Column 1: ENZO

Column 2: Phase diagram for All Gas ( top ) and Neutral Hydrogen ( bottom ). Temperature is internally computed by Grackle on run time.

Column 3: Phase diagram for the fraction of the gas that uses the Total Internal Energy to compute pressure.

Column 4: Phase diagram for the fraction of the gas that uses the Adavected Internal Energy to compute pressure.

Column 5: Phase diagram showing the temperature computed from the Total Internal Energy for ALL the gas.

Column 6: Phase diagram showing the temperature computed from the Advected Internal Energy for ALL the gas.

Here is a comparison of the phase diagram using PLMP reconstruction changing the way the Advected Internal Energy is evolved.

Row 1: The \(p \nabla \cdot \mathbf{v}\) term is applied at the half-step and at the complete time step.

Row 2: The \(p \nabla \cdot \mathbf{v}\) term is not applied at the half-step, it’s only applied at the complete time step.

Row 3: The \(p \nabla \cdot \mathbf{v}\) term is not applied at the half-step.

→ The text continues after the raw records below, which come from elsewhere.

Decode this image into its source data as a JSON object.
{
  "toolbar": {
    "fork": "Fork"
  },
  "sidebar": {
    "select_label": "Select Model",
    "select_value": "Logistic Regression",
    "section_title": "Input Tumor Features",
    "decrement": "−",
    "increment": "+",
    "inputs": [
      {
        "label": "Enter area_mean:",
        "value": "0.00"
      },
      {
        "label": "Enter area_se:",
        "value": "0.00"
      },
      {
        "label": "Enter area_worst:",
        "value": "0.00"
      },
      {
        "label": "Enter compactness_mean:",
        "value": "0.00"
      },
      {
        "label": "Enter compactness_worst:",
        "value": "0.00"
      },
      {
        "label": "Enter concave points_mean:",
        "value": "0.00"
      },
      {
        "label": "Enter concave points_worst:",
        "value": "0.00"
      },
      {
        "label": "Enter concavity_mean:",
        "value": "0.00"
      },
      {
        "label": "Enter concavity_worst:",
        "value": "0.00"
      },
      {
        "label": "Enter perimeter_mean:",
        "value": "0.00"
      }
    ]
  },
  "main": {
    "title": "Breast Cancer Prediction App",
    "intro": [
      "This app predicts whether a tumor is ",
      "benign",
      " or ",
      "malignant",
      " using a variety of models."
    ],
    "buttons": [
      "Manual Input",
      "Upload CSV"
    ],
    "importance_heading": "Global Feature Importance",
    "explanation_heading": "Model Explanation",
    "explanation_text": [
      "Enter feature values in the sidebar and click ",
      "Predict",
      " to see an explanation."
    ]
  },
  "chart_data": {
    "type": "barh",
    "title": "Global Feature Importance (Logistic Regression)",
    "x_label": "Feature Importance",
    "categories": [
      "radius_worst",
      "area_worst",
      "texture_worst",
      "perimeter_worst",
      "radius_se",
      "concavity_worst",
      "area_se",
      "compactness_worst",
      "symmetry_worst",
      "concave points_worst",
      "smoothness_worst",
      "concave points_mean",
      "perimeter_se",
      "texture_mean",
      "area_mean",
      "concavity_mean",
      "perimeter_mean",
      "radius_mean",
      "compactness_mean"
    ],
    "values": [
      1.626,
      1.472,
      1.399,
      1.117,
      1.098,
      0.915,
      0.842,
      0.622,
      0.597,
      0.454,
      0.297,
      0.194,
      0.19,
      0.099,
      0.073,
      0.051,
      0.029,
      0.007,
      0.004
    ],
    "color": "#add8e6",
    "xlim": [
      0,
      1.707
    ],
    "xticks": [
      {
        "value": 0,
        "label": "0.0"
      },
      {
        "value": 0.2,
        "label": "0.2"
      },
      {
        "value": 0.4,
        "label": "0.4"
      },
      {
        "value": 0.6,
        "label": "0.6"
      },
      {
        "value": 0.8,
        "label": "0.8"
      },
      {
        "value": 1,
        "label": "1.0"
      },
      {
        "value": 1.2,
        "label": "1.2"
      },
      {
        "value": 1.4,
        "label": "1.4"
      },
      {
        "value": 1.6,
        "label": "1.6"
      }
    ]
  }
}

At the end of the half update an internal energy is selected ( Advected or Total ) and that value is used to set the Total Energy ( kinetic + internal ), for the subsequent steps the pressure is always computed from the Total Energy avoiding mixing of Advected Internal Energy or Total Internal Energy for individual cells.

We discussed the possible change of using a consistent internal energy for the reconstruction, this means if a cell uses advected internal energy as its centered value for the internal energy then this cell should read the the advected internal energies of its neighbors to make the reconstruction, this will avoid spatial mixing of advected or total internal energy when computing the reconstructed values. One problem with this approach is that this requires the advected and total energy to be out of synchronization, having the internal energies unsynchronized caused many more problems, this can be seen in the animation below where I compare the phase diagram when the internal energies are unsynchronized.

Row 1: PCM Reconstruction

Row 2: PLMP Reconstruction

By looking at the column 5 where the Total Internal Energy in all the box is plotted, you can see that the temperature doesn’t drop when using the PCM reconstruction, I am unsure of what to conclude from this but it’s possible that the absence of low temperature gas when using PCM and syncronized Internal Energies could be because when using PCM the total internal energy is never lower than the adiabat.